Increased vehicle production in North America, led by U.S. automaker output, will boost most suppliers’ fourth-quarter profits, analysts say.
Fourth-quarter vehicle production reached 3.42 million units, up 15 percent from 2010’s fourth quarter, according to the Automotive News Data Center.
Neil De Koker, CEO of the Original Equipment Suppliers Association, said the entire automotive industry did well in 2011, particularly in the fourth quarter. Most major North American suppliers will be reporting their latest financial results over the next month.
The fourth-quarter rally follows numerous global production challenges caused by the March 11 earthquake in Japan and this fall’s floods in Thailand.
“We’ve recovered from the floods in Thailand in October and November, the Japan crisis in the first quarter is well behind us, and the year ended strong in December,” De Koker said. “I think we’ll be very pleased with the financial performance of the industry, including suppliers, for the year.”
Suppliers with close ties to the Detroit 3 probably fared better in the fourth quarter than those with more exposure to Asian or European manufacturers.
Chrysler Group LLC production increased 43 percent during the quarter to 517,000 vehicles, according to the data center. Ford Motor Co.’s output rose 14 percent to 675,000 vehicles, while General Motors Co. boosted production 5 percent to 739,000 units.
Toyota Motor Corp.’s North American operations, playing catch-up from lost production stemming from the Japan earthquake, boosted production an estimated 15 percent to 396,000 vehicles. Honda Motor Co. lagged behind with an estimated 3 percent increase to 317,000 units, while Nissan Motor Co. raised output 21 percent to 316,000 vehicles, according to the data center.
All indications point to suppliers finishing on a strong note, with earnings up 10 to15 percent for the fourth quarter, said analyst David Leiker of Baird Equity Research.
“I think when you look at where the production rates ended up, we would expect most companies to have good fourth-quarter earnings,” Leiker said in an interview.

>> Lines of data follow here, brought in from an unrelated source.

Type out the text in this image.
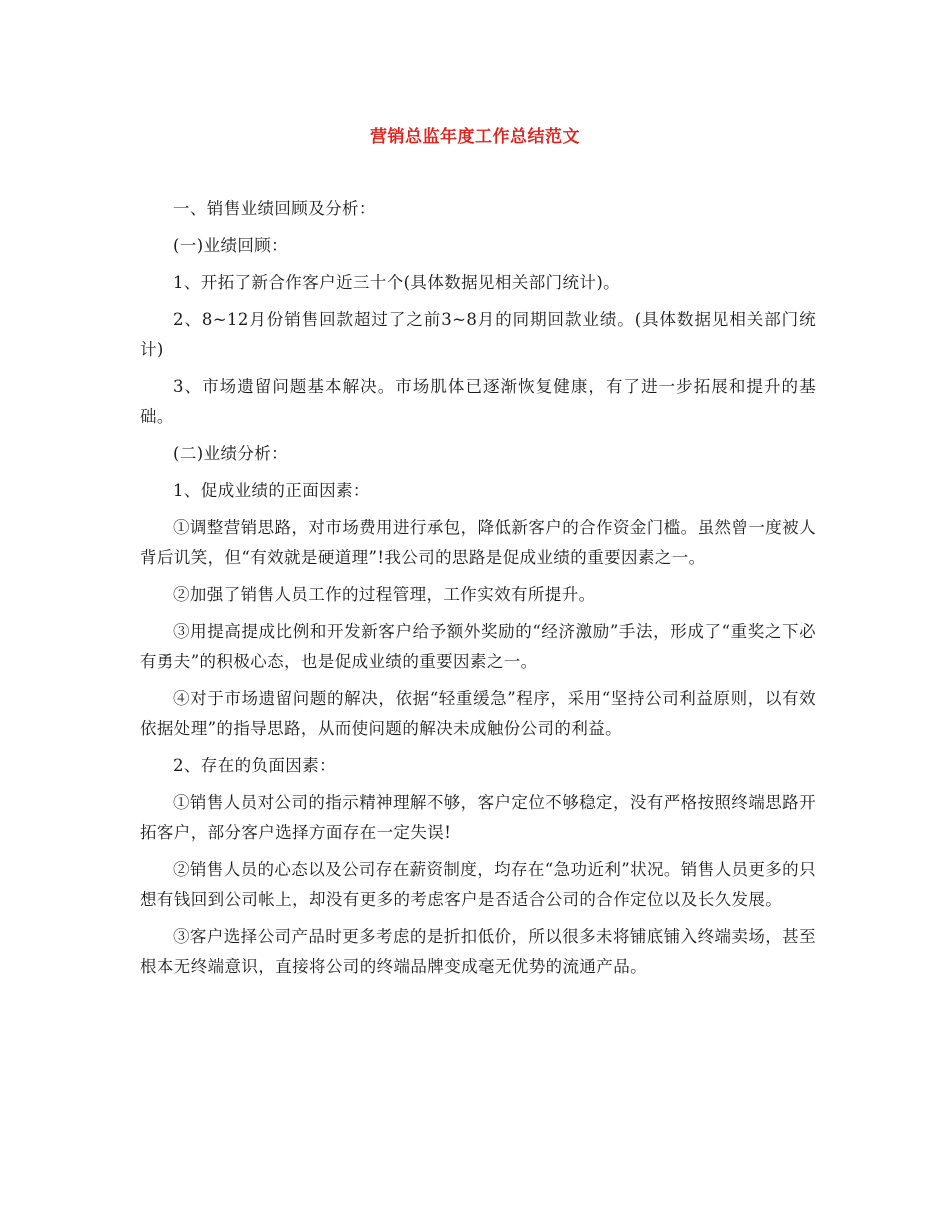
营销总监年度工作总结范文

一、销售业绩回顾及分析：

(一)业绩回顾：

1、开拓了新合作客户近三十个(具体数据见相关部门统计)。

2、8~12月份销售回款超过了之前3~8月的同期回款业绩。(具体数据见相关部门统计)

3、市场遗留问题基本解决。市场肌体已逐渐恢复健康，有了进一步拓展和提升的基础。

(二)业绩分析：

1、促成业绩的正面因素：

①调整营销思路，对市场费用进行承包，降低新客户的合作资金门槛。虽然曾一度被人背后讥笑，但“有效就是硬道理”!我公司的思路是促成业绩的重要因素之一。

②加强了销售人员工作的过程管理，工作实效有所提升。

③用提高提成比例和开发新客户给予额外奖励的“经济激励”手法，形成了“重奖之下必有勇夫”的积极心态，也是促成业绩的重要因素之一。

④对于市场遗留问题的解决，依据“轻重缓急”程序，采用“坚持公司利益原则，以有效依据处理”的指导思路，从而使问题的解决未成触份公司的利益。

2、存在的负面因素：

①销售人员对公司的指示精神理解不够，客户定位不够稳定，没有严格按照终端思路开拓客户，部分客户选择方面存在一定失误!

②销售人员的心态以及公司存在薪资制度，均存在“急功近利”状况。销售人员更多的只想有钱回到公司帐上，却没有更多的考虑客户是否适合公司的合作定位以及长久发展。

③客户选择公司产品时更多考虑的是折扣低价，所以很多未将铺底铺入终端卖场，甚至根本无终端意识，直接将公司的终端品牌变成毫无优势的流通产品。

Goldman Sachs analyst Patrick Archambault said suppliers will do well on the margin side in the fourth quarter because of recovery of Japanese production, lower commodity costs and healthy production schedules.
“You’ve got the absence of some distortions such as the Japan supply chain issues,” Archambault said. “Rebuilding of inventories for some of the Japanese producers in North America is supporting growth.”

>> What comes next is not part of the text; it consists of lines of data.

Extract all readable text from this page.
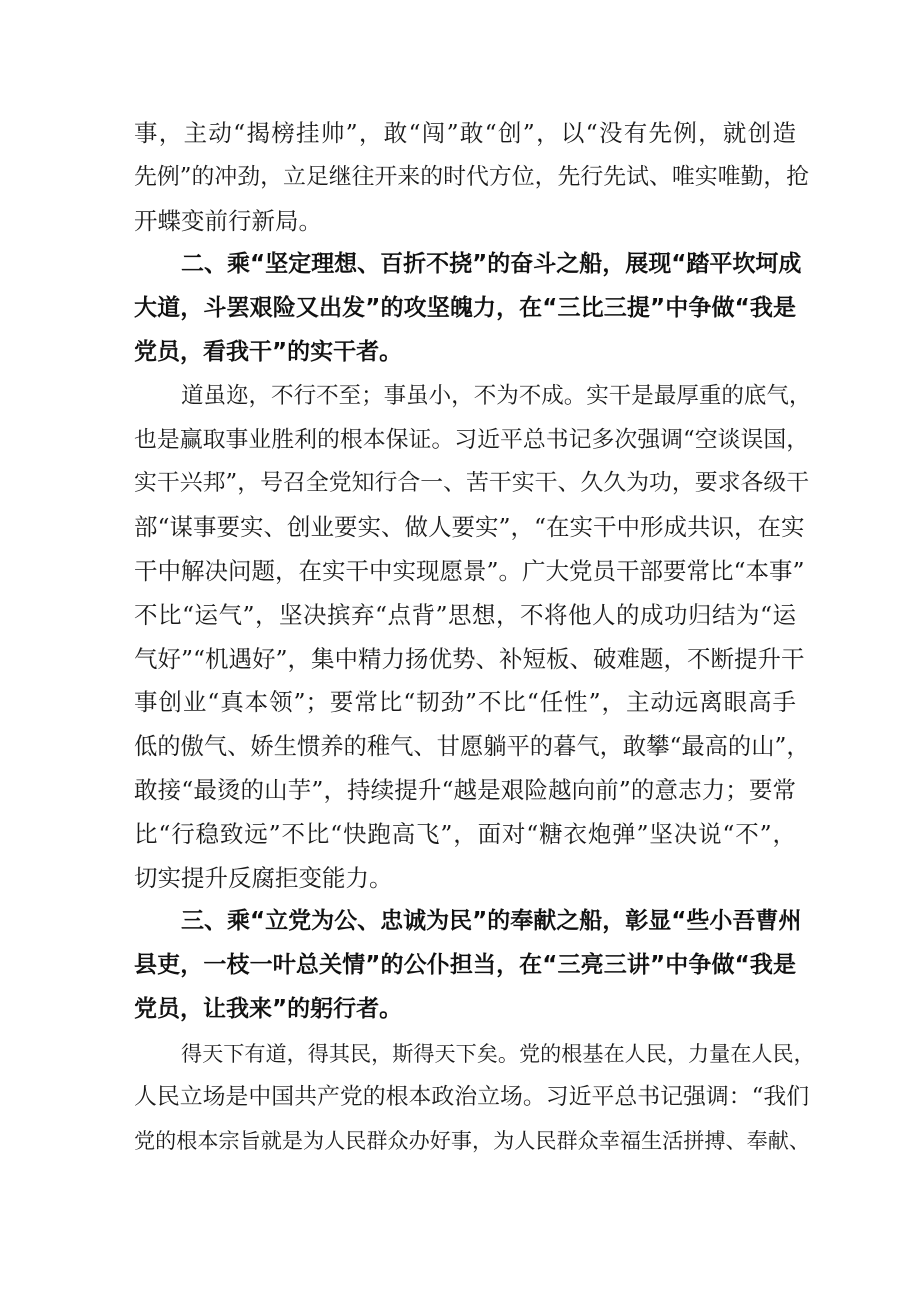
事，主动“揭榜挂帅”，敢“闯”敢“创”，以“没有先例，就创造
先例”的冲劲，立足继往开来的时代方位，先行先试、唯实唯勤，抢
开蝶变前行新局。
二、乘“坚定理想、百折不挠”的奋斗之船，展现“踏平坎坷成
大道，斗罢艰险又出发”的攻坚魄力，在“三比三提”中争做“我是
党员，看我干”的实干者。
道虽迩，不行不至；事虽小，不为不成。实干是最厚重的底气，
也是赢取事业胜利的根本保证。习近平总书记多次强调“空谈误国，
实干兴邦”，号召全党知行合一、苦干实干、久久为功，要求各级干
部“谋事要实、创业要实、做人要实”，“在实干中形成共识，在实
干中解决问题，在实干中实现愿景”。广大党员干部要常比“本事”
不比“运气”，坚决摈弃“点背”思想，不将他人的成功归结为“运
气好”“机遇好”，集中精力扬优势、补短板、破难题，不断提升干
事创业“真本领”；要常比“韧劲”不比“任性”，主动远离眼高手
低的傲气、娇生惯养的稚气、甘愿躺平的暮气，敢攀“最高的山”，
敢接“最烫的山芋”，持续提升“越是艰险越向前”的意志力；要常
比“行稳致远”不比“快跑高飞”，面对“糖衣炮弹”坚决说“不”，
切实提升反腐拒变能力。
三、乘“立党为公、忠诚为民”的奉献之船，彰显“些小吾曹州
县吏，一枝一叶总关情”的公仆担当，在“三亮三讲”中争做“我是
党员，让我来”的躬行者。
得天下有道，得其民，斯得天下矣。党的根基在人民，力量在人民，
人民立场是中国共产党的根本政治立场。习近平总书记强调：“我们
党的根本宗旨就是为人民群众办好事，为人民群众幸福生活拼搏、奉献、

He also said the spot cost for commodities dropped significantly in the fourth quarter, particularly for steel, aluminum and copper.
For 2012, Archambault said the profit outlook is pretty good, with current production forecasts calling for a 5 percent increase in North America, a 4 percent decline in Europe and an increase of 8 percent in China.
He said: “Taking it all together, you’ve got 5 percent volume growth globally.”